対愛媛FC戦(天皇杯4回戦)。

立ち上がりの時間帯でリズムを引き寄せ,先制点を奪取する。


 組織が仕掛けにアジャストするまでの時間で,勝負をかける。


 この形に持ち込めないと,組織的に守る相手には厳しい。


 加えて言えば,カップ戦初戦は相手のモチベーションが相当高い。相手のモチベーションを受け止めるのではなく,積極的に跳ね返していくことができなければ,ゲームのリズムをつかみ損ねてしまう。つかみ損ねるだけでなく,“ネガティブ・スパイラル”に自分たちからはまり込んでいくことにもなりかねない。


 戦術的な部分を言えば,2005シーズンから継続してしまっている課題,その課題を駒場のピッチでもクリアできなかった,ということです。さらにコンディションやコンビネーション,多様な問題が折り重なっていくことで,カップ戦の戦い方からしても外れたものになってしまった。


 アウトサイドから見れば,“アップセット”かも知れません。知れませんが,このゲームだけを取り出せば“アップセット”などではありません。すべての要素において,相手の後手を踏んだのは確かなことでしょう。

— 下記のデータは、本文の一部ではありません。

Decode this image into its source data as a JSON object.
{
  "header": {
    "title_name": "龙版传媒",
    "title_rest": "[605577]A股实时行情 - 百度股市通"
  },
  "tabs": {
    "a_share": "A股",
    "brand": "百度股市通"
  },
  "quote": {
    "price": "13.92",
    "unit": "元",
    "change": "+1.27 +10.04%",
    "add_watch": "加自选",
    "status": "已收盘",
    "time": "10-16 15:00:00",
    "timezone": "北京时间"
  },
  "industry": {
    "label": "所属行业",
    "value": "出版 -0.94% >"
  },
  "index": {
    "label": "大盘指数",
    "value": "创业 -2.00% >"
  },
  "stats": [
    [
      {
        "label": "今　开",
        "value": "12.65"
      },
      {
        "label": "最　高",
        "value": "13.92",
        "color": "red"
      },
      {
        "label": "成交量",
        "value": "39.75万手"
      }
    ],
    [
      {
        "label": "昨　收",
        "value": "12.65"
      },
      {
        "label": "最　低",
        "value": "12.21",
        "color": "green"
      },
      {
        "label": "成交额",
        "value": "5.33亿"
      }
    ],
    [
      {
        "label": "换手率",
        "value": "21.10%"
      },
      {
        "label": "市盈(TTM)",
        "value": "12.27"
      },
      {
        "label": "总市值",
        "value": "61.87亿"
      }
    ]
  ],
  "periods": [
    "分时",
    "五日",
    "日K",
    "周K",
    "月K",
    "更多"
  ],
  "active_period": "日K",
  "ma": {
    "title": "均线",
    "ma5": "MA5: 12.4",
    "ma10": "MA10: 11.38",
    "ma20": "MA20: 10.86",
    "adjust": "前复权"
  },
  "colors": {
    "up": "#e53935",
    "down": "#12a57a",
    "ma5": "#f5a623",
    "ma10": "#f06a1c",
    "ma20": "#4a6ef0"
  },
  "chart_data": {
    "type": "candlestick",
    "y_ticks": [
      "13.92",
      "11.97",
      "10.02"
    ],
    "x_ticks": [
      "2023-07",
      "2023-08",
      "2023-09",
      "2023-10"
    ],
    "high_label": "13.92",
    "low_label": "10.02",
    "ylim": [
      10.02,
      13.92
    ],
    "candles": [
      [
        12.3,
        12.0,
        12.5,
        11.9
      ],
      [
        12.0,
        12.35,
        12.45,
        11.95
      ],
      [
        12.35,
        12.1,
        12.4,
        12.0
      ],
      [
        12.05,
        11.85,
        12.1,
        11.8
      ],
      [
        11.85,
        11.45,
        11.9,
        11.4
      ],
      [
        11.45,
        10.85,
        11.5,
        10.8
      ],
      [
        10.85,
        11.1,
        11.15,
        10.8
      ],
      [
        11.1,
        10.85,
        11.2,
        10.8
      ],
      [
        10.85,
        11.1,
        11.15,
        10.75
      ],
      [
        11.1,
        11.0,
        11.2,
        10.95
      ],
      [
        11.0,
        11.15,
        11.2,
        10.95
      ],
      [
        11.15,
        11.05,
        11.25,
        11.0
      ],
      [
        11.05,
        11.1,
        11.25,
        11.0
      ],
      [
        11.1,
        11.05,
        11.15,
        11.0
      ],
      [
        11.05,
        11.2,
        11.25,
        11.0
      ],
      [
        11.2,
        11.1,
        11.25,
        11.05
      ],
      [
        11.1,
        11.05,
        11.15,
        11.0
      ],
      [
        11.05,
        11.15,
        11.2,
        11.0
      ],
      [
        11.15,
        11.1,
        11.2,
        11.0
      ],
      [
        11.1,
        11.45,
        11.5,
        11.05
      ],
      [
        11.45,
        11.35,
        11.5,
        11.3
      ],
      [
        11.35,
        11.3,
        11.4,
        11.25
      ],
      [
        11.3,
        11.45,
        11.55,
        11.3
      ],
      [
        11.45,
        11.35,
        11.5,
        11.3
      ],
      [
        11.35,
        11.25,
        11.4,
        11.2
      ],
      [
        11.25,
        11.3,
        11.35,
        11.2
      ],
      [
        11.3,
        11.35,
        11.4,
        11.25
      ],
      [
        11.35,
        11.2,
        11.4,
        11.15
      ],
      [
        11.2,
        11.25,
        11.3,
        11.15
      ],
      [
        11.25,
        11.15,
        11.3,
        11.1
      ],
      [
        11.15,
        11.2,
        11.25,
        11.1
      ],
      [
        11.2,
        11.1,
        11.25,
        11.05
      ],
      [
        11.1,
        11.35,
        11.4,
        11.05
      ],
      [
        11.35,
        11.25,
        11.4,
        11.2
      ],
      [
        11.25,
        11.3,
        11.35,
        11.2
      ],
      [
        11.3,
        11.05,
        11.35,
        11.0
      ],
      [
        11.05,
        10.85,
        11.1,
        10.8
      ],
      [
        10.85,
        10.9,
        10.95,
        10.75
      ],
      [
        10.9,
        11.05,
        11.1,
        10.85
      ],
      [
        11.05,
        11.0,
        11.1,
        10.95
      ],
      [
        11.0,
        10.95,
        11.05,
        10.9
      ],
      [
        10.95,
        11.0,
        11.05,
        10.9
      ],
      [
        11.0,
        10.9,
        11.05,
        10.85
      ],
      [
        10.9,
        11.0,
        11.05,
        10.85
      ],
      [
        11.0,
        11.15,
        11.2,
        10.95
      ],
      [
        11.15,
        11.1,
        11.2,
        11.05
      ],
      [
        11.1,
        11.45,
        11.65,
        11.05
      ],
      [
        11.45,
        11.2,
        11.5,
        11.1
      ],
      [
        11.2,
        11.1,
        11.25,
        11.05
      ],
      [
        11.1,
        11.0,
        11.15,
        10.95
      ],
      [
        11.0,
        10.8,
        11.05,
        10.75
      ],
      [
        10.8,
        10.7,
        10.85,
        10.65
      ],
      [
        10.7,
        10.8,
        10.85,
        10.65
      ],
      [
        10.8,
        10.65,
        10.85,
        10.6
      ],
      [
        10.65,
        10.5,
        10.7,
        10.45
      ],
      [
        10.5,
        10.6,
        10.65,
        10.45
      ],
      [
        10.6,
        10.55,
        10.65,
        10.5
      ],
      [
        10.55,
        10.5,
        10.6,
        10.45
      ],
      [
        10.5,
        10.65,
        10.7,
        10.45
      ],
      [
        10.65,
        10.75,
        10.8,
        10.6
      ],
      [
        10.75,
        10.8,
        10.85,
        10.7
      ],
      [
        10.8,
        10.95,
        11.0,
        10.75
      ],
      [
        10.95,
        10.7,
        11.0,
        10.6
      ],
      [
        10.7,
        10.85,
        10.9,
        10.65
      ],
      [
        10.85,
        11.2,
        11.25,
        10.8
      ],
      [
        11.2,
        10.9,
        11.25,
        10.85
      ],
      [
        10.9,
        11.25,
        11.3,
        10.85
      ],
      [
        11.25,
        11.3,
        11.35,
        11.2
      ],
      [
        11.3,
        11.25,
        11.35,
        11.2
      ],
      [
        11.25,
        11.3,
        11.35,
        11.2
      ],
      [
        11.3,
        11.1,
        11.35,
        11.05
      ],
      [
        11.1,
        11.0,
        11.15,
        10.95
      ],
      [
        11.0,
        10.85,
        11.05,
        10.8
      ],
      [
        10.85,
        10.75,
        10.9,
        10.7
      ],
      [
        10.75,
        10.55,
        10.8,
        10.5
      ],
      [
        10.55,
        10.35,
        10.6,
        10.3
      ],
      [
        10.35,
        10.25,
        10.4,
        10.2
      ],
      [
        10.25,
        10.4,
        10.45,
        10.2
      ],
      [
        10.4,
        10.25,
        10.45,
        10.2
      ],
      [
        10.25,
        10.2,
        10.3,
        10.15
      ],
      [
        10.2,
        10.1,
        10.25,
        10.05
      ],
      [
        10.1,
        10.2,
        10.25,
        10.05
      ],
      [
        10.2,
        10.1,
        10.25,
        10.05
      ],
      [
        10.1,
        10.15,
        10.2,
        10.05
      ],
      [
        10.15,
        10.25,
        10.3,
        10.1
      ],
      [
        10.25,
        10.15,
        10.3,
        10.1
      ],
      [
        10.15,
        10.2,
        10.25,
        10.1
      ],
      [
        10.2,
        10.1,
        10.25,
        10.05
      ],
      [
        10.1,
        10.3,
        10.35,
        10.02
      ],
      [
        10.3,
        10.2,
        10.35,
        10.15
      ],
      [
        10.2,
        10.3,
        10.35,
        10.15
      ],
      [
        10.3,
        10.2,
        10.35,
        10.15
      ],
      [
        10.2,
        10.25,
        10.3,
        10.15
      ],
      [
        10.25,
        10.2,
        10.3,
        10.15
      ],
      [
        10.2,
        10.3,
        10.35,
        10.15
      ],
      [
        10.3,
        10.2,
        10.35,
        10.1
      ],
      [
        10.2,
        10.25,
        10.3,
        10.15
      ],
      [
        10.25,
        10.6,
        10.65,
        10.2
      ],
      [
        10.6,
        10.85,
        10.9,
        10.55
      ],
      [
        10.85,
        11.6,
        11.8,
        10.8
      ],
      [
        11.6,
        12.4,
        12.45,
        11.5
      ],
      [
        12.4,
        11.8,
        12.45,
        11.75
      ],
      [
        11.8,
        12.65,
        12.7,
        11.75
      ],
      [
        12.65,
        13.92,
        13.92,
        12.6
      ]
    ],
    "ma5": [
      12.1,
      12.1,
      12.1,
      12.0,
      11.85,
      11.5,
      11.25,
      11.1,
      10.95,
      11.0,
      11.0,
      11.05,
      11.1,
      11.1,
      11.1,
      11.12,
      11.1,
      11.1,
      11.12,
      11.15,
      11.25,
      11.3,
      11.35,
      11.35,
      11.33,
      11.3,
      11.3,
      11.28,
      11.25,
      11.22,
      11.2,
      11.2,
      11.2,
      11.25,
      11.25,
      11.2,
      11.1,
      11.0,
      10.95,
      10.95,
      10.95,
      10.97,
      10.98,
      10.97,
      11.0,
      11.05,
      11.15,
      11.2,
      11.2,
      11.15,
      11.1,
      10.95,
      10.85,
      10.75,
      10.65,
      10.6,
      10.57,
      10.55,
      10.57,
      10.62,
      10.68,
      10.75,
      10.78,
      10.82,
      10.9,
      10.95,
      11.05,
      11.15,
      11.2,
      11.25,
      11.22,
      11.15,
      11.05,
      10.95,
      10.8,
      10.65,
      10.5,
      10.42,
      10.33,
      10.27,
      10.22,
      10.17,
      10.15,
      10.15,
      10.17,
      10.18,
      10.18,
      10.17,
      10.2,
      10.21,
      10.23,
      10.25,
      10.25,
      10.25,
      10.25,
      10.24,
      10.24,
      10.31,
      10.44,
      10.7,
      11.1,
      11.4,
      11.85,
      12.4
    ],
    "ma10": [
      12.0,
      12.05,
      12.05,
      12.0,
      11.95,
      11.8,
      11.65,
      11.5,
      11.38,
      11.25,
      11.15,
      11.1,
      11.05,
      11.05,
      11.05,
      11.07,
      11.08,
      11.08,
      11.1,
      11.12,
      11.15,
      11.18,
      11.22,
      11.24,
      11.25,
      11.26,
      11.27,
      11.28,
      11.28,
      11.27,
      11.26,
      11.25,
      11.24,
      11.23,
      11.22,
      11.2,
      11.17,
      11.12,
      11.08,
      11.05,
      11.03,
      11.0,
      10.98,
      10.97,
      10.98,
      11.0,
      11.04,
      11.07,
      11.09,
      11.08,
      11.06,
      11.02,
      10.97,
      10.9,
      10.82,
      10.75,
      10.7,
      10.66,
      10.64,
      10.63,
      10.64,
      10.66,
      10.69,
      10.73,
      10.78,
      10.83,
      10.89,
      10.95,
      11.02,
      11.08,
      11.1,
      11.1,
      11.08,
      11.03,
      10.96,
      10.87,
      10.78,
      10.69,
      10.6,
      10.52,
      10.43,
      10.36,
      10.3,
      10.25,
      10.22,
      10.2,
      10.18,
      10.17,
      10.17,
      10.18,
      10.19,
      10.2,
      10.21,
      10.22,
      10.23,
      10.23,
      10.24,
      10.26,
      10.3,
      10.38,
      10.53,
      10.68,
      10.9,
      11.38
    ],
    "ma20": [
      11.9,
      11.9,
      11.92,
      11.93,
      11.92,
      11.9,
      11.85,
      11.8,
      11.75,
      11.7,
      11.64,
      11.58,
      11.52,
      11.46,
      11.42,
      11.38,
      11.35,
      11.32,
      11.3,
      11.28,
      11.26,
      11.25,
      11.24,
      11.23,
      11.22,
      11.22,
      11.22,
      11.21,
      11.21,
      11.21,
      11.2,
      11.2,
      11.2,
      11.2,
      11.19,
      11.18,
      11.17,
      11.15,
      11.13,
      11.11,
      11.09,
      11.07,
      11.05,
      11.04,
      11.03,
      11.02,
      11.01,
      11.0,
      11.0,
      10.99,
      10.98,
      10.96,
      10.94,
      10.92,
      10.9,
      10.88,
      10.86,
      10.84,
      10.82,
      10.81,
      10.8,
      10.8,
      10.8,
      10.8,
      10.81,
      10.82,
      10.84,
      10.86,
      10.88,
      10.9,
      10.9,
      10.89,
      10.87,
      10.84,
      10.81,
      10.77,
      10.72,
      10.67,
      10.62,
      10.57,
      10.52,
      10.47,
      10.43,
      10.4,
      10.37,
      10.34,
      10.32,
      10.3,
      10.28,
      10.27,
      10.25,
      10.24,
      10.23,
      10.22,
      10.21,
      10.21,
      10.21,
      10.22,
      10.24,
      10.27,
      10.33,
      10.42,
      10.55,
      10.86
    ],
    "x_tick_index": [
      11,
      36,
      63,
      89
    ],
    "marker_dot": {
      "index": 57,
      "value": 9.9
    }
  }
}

愛媛FC戦であります。


 チーム・スタイルは緩やかに,ではあるけれど,縦へのスピードを基盤とするカウンター・アタックからポゼッション・ベースの仕掛けへと変化してきています。ですが,「縦」への要素がまったく不必要になったわけではありません。


 むしろ,「縦」の重要性は増しているはずです。


 ロングレンジ・パスに反応する形でのフリーランではないかも知れないけれど,ボールを呼び込む,という意味では同じ意味合いを持ったフリーラン。そして,相対的に低い位置に構えている相手守備ブロックを縦方向に崩すために,積極的に裏を狙ったフリーラン,その重要性が増しているはずだと思うのです。ですが,このゲームではアタッキング・サード付近での加速がなかなか見られなかった。“CHANGE OF THE PACE”を,チームとして作り出せていないから,相手守備ブロックに対しては「予測しやすい攻撃」を仕掛けることになってしまったように見える。


 この課題は,4を積極的にテストしていた今季序盤にも見えていました。


 相手が4で,しかも仕掛けてくる相手だと,化学反応的に仕掛けが機能したけれど,逆に守備的な意識を強めた4を相手にすると,パス・ワークが相手を崩すという方向に機能してくれない。リアクティブに組織的な仕掛けを作ることはできても,こちらからアクションを仕掛けていく,という形での組織的な仕掛けが,なかなか熟成させきれない。また,仕掛けイメージがリザーブを含めた大きなグループで共有されているわけではないから,実戦という負荷が掛かった状態では表現できるフットボールにブレが生じてしまう。


 フィジカルに最も厳しいシーズン終盤だからこそ,再び露呈した課題かも知れません。


 守備的な安定性をどうしても基盤としなければならないJ2勢が,守備戦術を組織的に徹底しているのは当然です。また,仕掛けてくる相手を守備ブロックで受け止め,そこからカウンター・アタックを仕掛けていくことでリズムをつかむ,という戦術プランを愛媛サイドは相当強く意識していたはずです。そのプランに,シッカリと乗ってしまった。


 ゲームプランとしても相手の後手を踏み,相手がリズムをつかむ前に先制点を奪取する,そのために徹底的に仕掛けを強めるというカップ戦的な戦い方もできなかった。仕掛け方では,いままでクリアできない戦術的な課題を再びキャリーオーヴァしてしまった。厳しい見方になりますが,このファイナル・スコアは妥当なもの,と言う以外にありません。